Despite the occasional claim that a strange (to me) idea called
"anticipatory standardization" is a variation on the second
model, that combination makes standards in the absence of, or
prior to, implementation and deployment an impossible
contradiction. It is basically incompatible with innovation of
any type.
The IETF has traditionally chosen the first model and a great
deal of our thinking and public rhetoric are based on it. Even
when we have adopted proposals, sometimes implemented ones,
from elsewhere, we have insisted on change control and usually
taken that seriously. One could claim that an adaptation of
the second model would make the Internet more uniform, but a
consensus of existing practice cannot aspire to "working
better" except in the narrow sense of substitutability of
conforming products.
It is interesting that the multi-stage model of RFC 2026
(particularly the original "Proposed Standard" definition), the
IEEE's "Trial-Use" standards (the current Section 5.7 of their
Standards Board Operations Manual,
http://standards.ieee.org/develop/policies/opman/sect5.html#5.7,
makes instructive reading), and ISO "Technical Specification"
all try to combine the two models by allowing a preliminary
specification --one that is intended for trial implementation
but not deployment-- to be designed on an engineering basis and
then standardized only when implementations exist and can be
compared (our original "Draft Standard"). In theory, only when
both an industry common practice and consensus about value
emerges does true standardization (including our original
definition for "Internet Standard") move forward. We know how
well that has worked for us in practice. While there have been
exceptions, I don't believe it has worked much better for other
SDOs.
If we are not going to move significantly in the direction of
"consensus of industry practice", then it seems to me that we
need to be careful about the arguments that are made (or at
least those that are considered legitimate) in support of
advancement into or on the standards track.

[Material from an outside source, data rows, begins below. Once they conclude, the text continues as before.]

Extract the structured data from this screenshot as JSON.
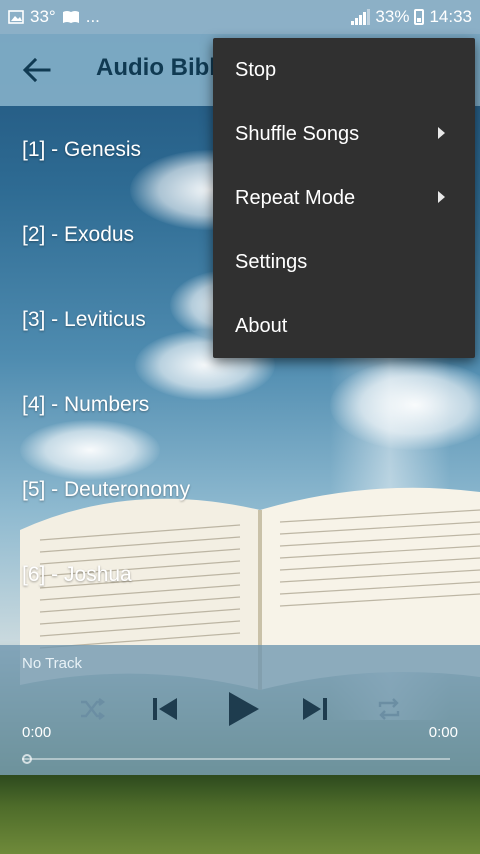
{
  "status_bar": {
    "temperature": "33°",
    "more": "...",
    "battery_percent": "33%",
    "time": "14:33"
  },
  "app_bar": {
    "title": "Audio Bible",
    "back_icon": "arrow-left-icon"
  },
  "list": {
    "items": [
      {
        "label": "[1] - Genesis"
      },
      {
        "label": "[2] - Exodus"
      },
      {
        "label": "[3] - Leviticus"
      },
      {
        "label": "[4] - Numbers"
      },
      {
        "label": "[5] - Deuteronomy"
      },
      {
        "label": "[6] - Joshua"
      }
    ]
  },
  "player": {
    "track": "No Track",
    "elapsed": "0:00",
    "duration": "0:00",
    "progress": 0,
    "icons": [
      "shuffle-icon",
      "skip-previous-icon",
      "play-icon",
      "skip-next-icon",
      "repeat-icon"
    ]
  },
  "menu": {
    "items": [
      {
        "label": "Stop",
        "submenu": false
      },
      {
        "label": "Shuffle Songs",
        "submenu": true
      },
      {
        "label": "Repeat Mode",
        "submenu": true
      },
      {
        "label": "Settings",
        "submenu": false
      },
      {
        "label": "About",
        "submenu": false
      }
    ],
    "background": "#303030"
  }
}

For example, if we agree on a relaxed registration procedure
for some protocol parameters, it is not reasonable to later
turn around and ask that that those parameters be standardized,
unchanged, because they are already registered (and maybe
deployed). For standardization, the IETF generally needs not
only change control but an opportunity to comment on and affect
the actual design and specification of whatever is being
standardized.
Similarly, we sometimes hear it argued that we should accept a
specification for Proposed Standard unchanged because it has
been extensively developed and reviewed elsewhere. That may be
reasonable in some cases although I'd hope we wouldn't make it
a common practice. But, if a specification adopted for
Proposed Standard on that basis is then proposed for
advancement to Internet Standard, I think the review should be
comprehensive --perhaps even more comprehensive than the usual
such review-- because the Internet Standard is unambiguously an
IETF product and recommendation not that of the other body. If
we allow a specification to advance to Proposed Standard
without an open and critical review because it was developed
and reviewed comprehensively by outside expert organizations
and then allow the Last Call review for Internet Standard to be
constrained by existing deployment, we would have gone into the
rubber stamping business that we regularly say is incompatible
with our standardization model. That doesn't mean, of course,
that changes during review for Internet Standard are likely to
be a good idea. Those who propose changes to the spec, and
especially to the protocol, should have to convince the
community that those changes are important enough to overcome
the costs, including those of incompatibility with deployed
versions. But I don't think we can reasonably exclude them
from raising the issues and making those arguments.